In 2012, I signed up on a website called CouchSurfing. However, it wasn’t until four years later that my actual CouchSurfing adventure began.
“Couchsurfing International Inc. is a hospitality exchange and social networking website. The website provides a platform for members to “surf” on couches by staying as a guest at a host’s home, host travelers, or join an event.” – Wikipedia
It all started a few months ago when I made a 2-day trip to NYC for a jaw surgery consultation.
(Most of you don’t know this, but my jaw problems have been the bane of my existence since I got my braces off. I’m not going to bore you with details of my jaw troubles, though.)
As I was already shelling out quite a bit of money for this consultation, I wanted to spend as little money as I could on my actual stay. This gave me three options:
- Air BnB
Of the three, CouchSurfing is the cheapest option because it’s free. I figured I would see if I could score a place to crash on CouchSurfing before resorting to my other options.
The easiest way to find a host on CouchSurfing is to create a public trip so other members can see your travel plans.
After updating my travel plans to reflect my NYC trip, the stream of messages started coming in. I had a total of 31 people contact me, either offering their couch for me to sleep on or to show me around the city during my stay. Unfortunately, the majority of these offers were from men much older than me.
Since I had never couch surfed before, and also because I was in a relationship at that time, I didn’t think it’d be a good idea for me to couch surf at any guy’s place.
I politely declined all of the offers and started searching for a female CouchSurfing host.

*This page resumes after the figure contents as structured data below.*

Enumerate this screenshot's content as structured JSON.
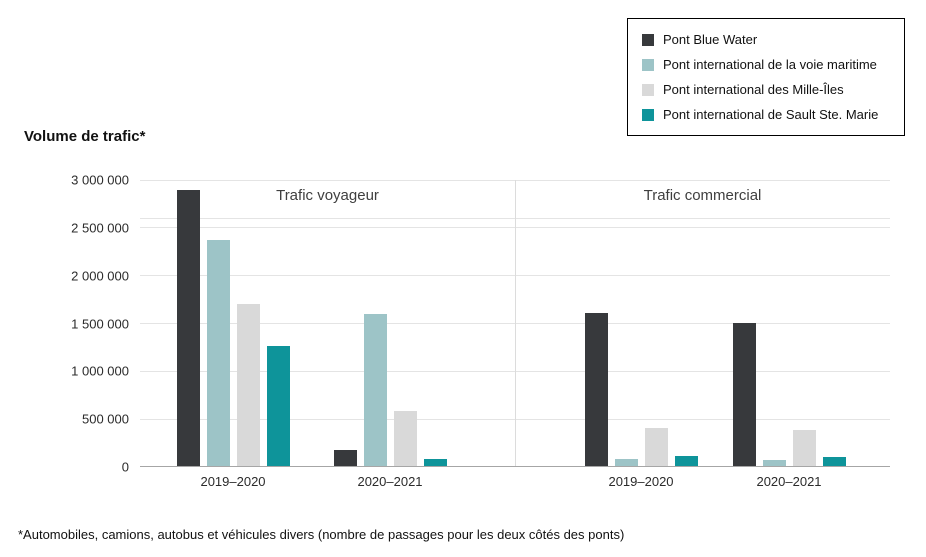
{
  "footnote": "*Automobiles, camions, autobus et véhicules divers (nombre de passages pour les deux côtés des ponts)",
  "legend": {
    "items": [
      {
        "label": "Pont Blue Water",
        "color": "#37393c"
      },
      {
        "label": "Pont international de la voie maritime",
        "color": "#9dc4c7"
      },
      {
        "label": "Pont international des Mille-Îles",
        "color": "#d9d9d9"
      },
      {
        "label": "Pont international de Sault Ste. Marie",
        "color": "#0e949a"
      }
    ]
  },
  "chart_data": {
    "type": "bar",
    "title": "Volume de trafic*",
    "sections": [
      "Trafic voyageur",
      "Trafic commercial"
    ],
    "groups": [
      {
        "section": "Trafic voyageur",
        "category": "2019–2020"
      },
      {
        "section": "Trafic voyageur",
        "category": "2020–2021"
      },
      {
        "section": "Trafic commercial",
        "category": "2019–2020"
      },
      {
        "section": "Trafic commercial",
        "category": "2020–2021"
      }
    ],
    "series": [
      {
        "name": "Pont Blue Water",
        "color": "#37393c",
        "values": [
          2880000,
          165000,
          1600000,
          1490000
        ]
      },
      {
        "name": "Pont international de la voie maritime",
        "color": "#9dc4c7",
        "values": [
          2360000,
          1590000,
          75000,
          65000
        ]
      },
      {
        "name": "Pont international des Mille-Îles",
        "color": "#d9d9d9",
        "values": [
          1690000,
          570000,
          400000,
          380000
        ]
      },
      {
        "name": "Pont international de Sault Ste. Marie",
        "color": "#0e949a",
        "values": [
          1250000,
          70000,
          100000,
          90000
        ]
      }
    ],
    "ylabel": "Volume de trafic*",
    "ylim": [
      0,
      3000000
    ],
    "ytick_step": 500000,
    "yticks": [
      "0",
      "500 000",
      "1 000 000",
      "1 500 000",
      "2 000 000",
      "2 500 000",
      "3 000 000"
    ],
    "grid": true,
    "legend_position": "top-right"
  }
}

After finding a girl in her mid-twenties who had some good references, I sent her this message:
She then responded:
Because she was going out of town, she arranged for her friend to meet up with me to give me the keys to her place. Not only did she give me the keys to her place, she also gave me her WiFi password and told me I could drink anything I wanted from her fridge (except for a few special beers she received as gifts).
I’m honestly still surprised she trusted me that much considering I had no reviews on CouchSurfing at that time…I’ve heard of other CouchSurfers who have had similar experiences, where their host gave them keys so they could come and go as they please.
So my first CouchSurfing experience, although rather sketchy-sounding, actually went pretty well. Not only did I get an awesome place to crash for free, I also ended up with a new friend (a.k.a. her friend who gave me the keys).
Since my NYC trip, I’ve used CouchSurfing a few more times. I’ve had a good experience with it so far. If you’re prudent and have enough common sense, couch surfing is a great way to travel on a budget while meeting the locals.
CouchSurfing isn’t for everyone. But if you’re feeling a little adventurous, I’d definitely recommend it.
Tips for CouchSurfing:
- Read references before making a decision.
- The beauty of CouchSurfing is that members can leave references for each other.
- Leave a reference after couch surfing.
- Your reference could help other members make informed decisions.
- Bring a small gift/share something with your host.
- For my host in NYC, I left her a thank-you note on a postcard along with an Oklahoma-themed shot glass. It’s always nice to give your host something small to show appreciation.
- Spend time with your host.
- Some hosts may not expect you to spend any time with them, but some will. I wouldn’t just show up, crash on their couch, and peace out without getting to know your host at all. I’ve met some pretty neat people through CouchSurfing whom I’m still friends with.
- Be considerate of their space.
- If your host has specific house rules, follow them. For example, my Asian host in Seattle requested we leave our shoes at the door.
- Trust your instincts.
- If something doesn’t feel right, then remove yourself from the situation. Better safe than sorry.
- Be aware some hosts may be proposing you to “bed surf” with them instead of “couch surf”.
- One of the guys who offered to host me in NYC had no couch…he only had one bed that he offered to share. Thanks BUT NO THANKS.